Friday, August 28, 2015

26. Enthusiasm is infectious, stimulating and attractive to others. People will love you for it.

Of course there was  a company pecking order and the dock-workers were on the heavily pecked end of that  spectrum. Shit rolls down hill.

It started somewhere up in corporate, rolled down to management, who passed it off to the foreman, (Jim, an American Indian, who loved acid back in the day), who delivered fair but firm expectations to the amphetamine driven truck drivers, who gave no respect whatsoever to the dock-workers, who did the heavy lifting and pranked Al, the janitor/ hostler-in-training, to recover some self-worth. Al had dreams of becoming a driver, but for now he served as low man.

Ben was broke, fresh out of the military, new to the crew and glad to be employed. The other dock workers went easy on him, feeling him out, occasionally sending him off to the foreman's office for a can of skid mark remover. He mostly played along, kept quiet, had a sense of humor, worked hard, seemed at least half crazy - so he got along pretty well.

Months passed breaking freight - loading and unloading trailers with an occasional tipped load, forklift accident, bad lift and strained back or blown stack.  It paid pretty well for unskilled, non-union labor, and the company paid for your CDL if you stuck around long enough. Ben felt stuck, but he was paying bills. He drove a six hundred dollar van which he often slept in. He never really planned to make it past twenty-two, and now he really didn't know what the hell he was going to do. So much for live fast , die young.

It was the routine that made him feel stuck - drudgery. It was the same thing day in and day out -crude, predictable jokes; sports talk; theories on who's banging the secretary - the only female in the building; baseless claims of banging the secretary; and non-stop sporting humiliation of each other.  He'd race with Salvatore now and again, to see who could break their respective trailer out faster or try to find a reason to get into the office to catch a glimpse of Brianna. That was it. Life on the dock.

"Keep scribbling, Hemingway", that's what his squad leader said to him the day he got out. He wanted to be a writer. He was in a required basic writing class at the community college, worked two jobs, slept in the van for an hour or two between shifts, and sold plasma for gas money. He frequently thought Sgt, Evans was right, and there really was no place for him out here in the civilian world. He wasn't writing anything now. There was nothing to write about. Southern California - a soft, hazy grind;  a pleasant nothingness; apartment complex court yards; huevos rancheros at I-Hop if there's enough left after bills. He was just trying to keep everything floating, and it was doing its best to pull him down.

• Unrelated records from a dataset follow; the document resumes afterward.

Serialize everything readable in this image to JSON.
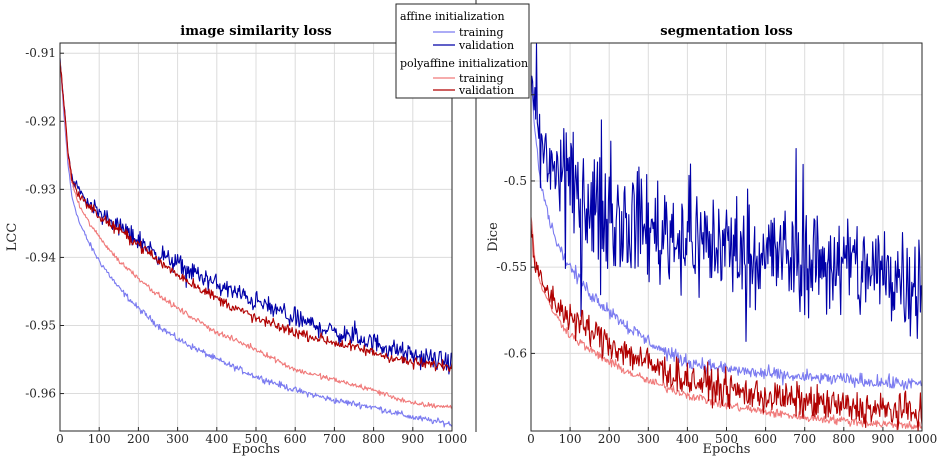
{
  "chart_data": [
    {
      "type": "line",
      "title": "image similarity loss",
      "xlabel": "Epochs",
      "ylabel": "LCC",
      "xlim": [
        0,
        1000
      ],
      "ylim": [
        -0.9655,
        -0.9085
      ],
      "xticks": [
        0,
        100,
        200,
        300,
        400,
        500,
        600,
        700,
        800,
        900,
        1000
      ],
      "yticks": [
        -0.91,
        -0.92,
        -0.93,
        -0.94,
        -0.95,
        -0.96
      ],
      "grid": true,
      "series": [
        {
          "name": "affine initialization training",
          "color": "#7b7bf0",
          "noise": 0.00035,
          "spike": 0,
          "x": [
            0,
            10,
            20,
            30,
            50,
            75,
            100,
            150,
            200,
            250,
            300,
            400,
            500,
            600,
            700,
            800,
            900,
            1000
          ],
          "values": [
            -0.911,
            -0.919,
            -0.926,
            -0.931,
            -0.935,
            -0.938,
            -0.9405,
            -0.9445,
            -0.9475,
            -0.95,
            -0.952,
            -0.955,
            -0.9575,
            -0.9595,
            -0.961,
            -0.962,
            -0.9635,
            -0.9645
          ]
        },
        {
          "name": "affine initialization validation",
          "color": "#0000a8",
          "noise": 0.0011,
          "spike": 0.003,
          "x": [
            0,
            10,
            20,
            30,
            50,
            75,
            100,
            150,
            200,
            250,
            300,
            400,
            500,
            600,
            700,
            800,
            900,
            1000
          ],
          "values": [
            -0.911,
            -0.9175,
            -0.924,
            -0.928,
            -0.9305,
            -0.932,
            -0.9335,
            -0.9355,
            -0.9375,
            -0.9395,
            -0.941,
            -0.944,
            -0.9465,
            -0.949,
            -0.951,
            -0.9525,
            -0.9545,
            -0.9555
          ]
        },
        {
          "name": "polyaffine initialization training",
          "color": "#f07a7a",
          "noise": 0.0003,
          "spike": 0,
          "x": [
            0,
            10,
            20,
            30,
            50,
            75,
            100,
            150,
            200,
            250,
            300,
            400,
            500,
            600,
            700,
            800,
            900,
            1000
          ],
          "values": [
            -0.911,
            -0.918,
            -0.925,
            -0.929,
            -0.9325,
            -0.935,
            -0.937,
            -0.9405,
            -0.943,
            -0.9455,
            -0.9475,
            -0.951,
            -0.9535,
            -0.9565,
            -0.958,
            -0.9595,
            -0.9615,
            -0.962
          ]
        },
        {
          "name": "polyaffine initialization validation",
          "color": "#b00000",
          "noise": 0.0006,
          "spike": 0,
          "x": [
            0,
            10,
            20,
            30,
            50,
            75,
            100,
            150,
            200,
            250,
            300,
            400,
            500,
            600,
            700,
            800,
            900,
            1000
          ],
          "values": [
            -0.911,
            -0.9175,
            -0.924,
            -0.9285,
            -0.931,
            -0.9325,
            -0.934,
            -0.936,
            -0.938,
            -0.9405,
            -0.9425,
            -0.946,
            -0.949,
            -0.951,
            -0.9525,
            -0.954,
            -0.9555,
            -0.956
          ]
        }
      ]
    },
    {
      "type": "line",
      "title": "segmentation loss",
      "xlabel": "Epochs",
      "ylabel": "Dice",
      "xlim": [
        0,
        1000
      ],
      "ylim": [
        -0.645,
        -0.42
      ],
      "xticks": [
        0,
        100,
        200,
        300,
        400,
        500,
        600,
        700,
        800,
        900,
        1000
      ],
      "yticks": [
        -0.45,
        -0.5,
        -0.55,
        -0.6
      ],
      "grid": true,
      "series": [
        {
          "name": "affine initialization training",
          "color": "#7b7bf0",
          "noise": 0.003,
          "spike": 0,
          "x": [
            0,
            10,
            25,
            50,
            75,
            100,
            150,
            200,
            250,
            300,
            350,
            400,
            500,
            600,
            700,
            800,
            900,
            1000
          ],
          "values": [
            -0.44,
            -0.47,
            -0.5,
            -0.525,
            -0.54,
            -0.55,
            -0.565,
            -0.575,
            -0.585,
            -0.593,
            -0.6,
            -0.605,
            -0.609,
            -0.612,
            -0.614,
            -0.615,
            -0.617,
            -0.618
          ]
        },
        {
          "name": "affine initialization validation",
          "color": "#0000a8",
          "noise": 0.024,
          "spike": 0.06,
          "x": [
            0,
            10,
            25,
            50,
            100,
            150,
            200,
            300,
            400,
            500,
            600,
            700,
            800,
            900,
            1000
          ],
          "values": [
            -0.44,
            -0.46,
            -0.475,
            -0.49,
            -0.505,
            -0.515,
            -0.52,
            -0.527,
            -0.533,
            -0.538,
            -0.542,
            -0.546,
            -0.549,
            -0.553,
            -0.556
          ]
        },
        {
          "name": "polyaffine initialization training",
          "color": "#f07a7a",
          "noise": 0.002,
          "spike": 0,
          "x": [
            0,
            10,
            25,
            50,
            75,
            100,
            150,
            200,
            250,
            300,
            350,
            400,
            500,
            600,
            700,
            800,
            900,
            1000
          ],
          "values": [
            -0.52,
            -0.545,
            -0.56,
            -0.573,
            -0.582,
            -0.589,
            -0.598,
            -0.605,
            -0.611,
            -0.616,
            -0.62,
            -0.624,
            -0.63,
            -0.634,
            -0.637,
            -0.639,
            -0.641,
            -0.642
          ]
        },
        {
          "name": "polyaffine initialization validation",
          "color": "#b00000",
          "noise": 0.0075,
          "spike": 0,
          "x": [
            0,
            10,
            25,
            50,
            75,
            100,
            150,
            200,
            250,
            300,
            350,
            400,
            500,
            600,
            700,
            800,
            900,
            1000
          ],
          "values": [
            -0.53,
            -0.548,
            -0.558,
            -0.567,
            -0.574,
            -0.579,
            -0.587,
            -0.594,
            -0.6,
            -0.606,
            -0.611,
            -0.615,
            -0.621,
            -0.625,
            -0.628,
            -0.631,
            -0.633,
            -0.634
          ]
        }
      ]
    }
  ],
  "legend": {
    "groups": [
      {
        "title": "affine initialization",
        "entries": [
          {
            "label": "training",
            "color": "#7b7bf0"
          },
          {
            "label": "validation",
            "color": "#0000a8"
          }
        ]
      },
      {
        "title": "polyaffine initialization",
        "entries": [
          {
            "label": "training",
            "color": "#f07a7a"
          },
          {
            "label": "validation",
            "color": "#b00000"
          }
        ]
      }
    ]
  }
}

One night in the break room, Alvin and Sal were taking verbal shots at each other back and forth, back and forth. It was escalating. The other dock workers fanned the flames. The two men wore smiles, but their faces were reddening, Soon they were on their feet, anger was rising. Ben had had one too many cups of coffee. He stood up on a bench.

"This is exactly what they want us to do!"  Ben yelled,  "You're doing their dirty work for them".

The men looked toward him in surprise.

"It's not enough for you to get shit on every day by management and drivers? You have to come in here every goddamn night and tear each other down during the few minutes of rest and peace we get? In fact, we're worse to each other than they are to us! This, my friends is bullshit!"

There was laughter.
Salvatore said, "Right on!"
George, out of curiosity and with sarcasm asked, "What then should we do, Ben"?

"Say something positive!"
They all laughed.

"I'm serious. The kind of shit you say causes damage. We've got enough damage to deal with. Say something good to each other instead of something bad, build each other up not tear each other down. We've got to organize. If we don't, THEY win".

"YEAH!" someone yelled.
"That's gay"
"You're a crazy Jarhead", said another
"He's on to something", Wendell- the quiet one - said.

"Show us what you mean, Ben" George said, still curious and mildly sarcastic.
Break was almost over, they were getting up up from the tables, Wendell was putting on his back brace.

"Well... alright, it's like this",  Ben looked George in the eye and said, "George, You're a hell of a freight-breaker, and I'm proud to know you".

They all laughed and started moving out to the dock.

"Damn, that felt pretty good", said George, " I see what you're saying.  Then I say something back like - Ben, you're one HELL of a man, right?"

"That's all I'm trying to say", Ben answered.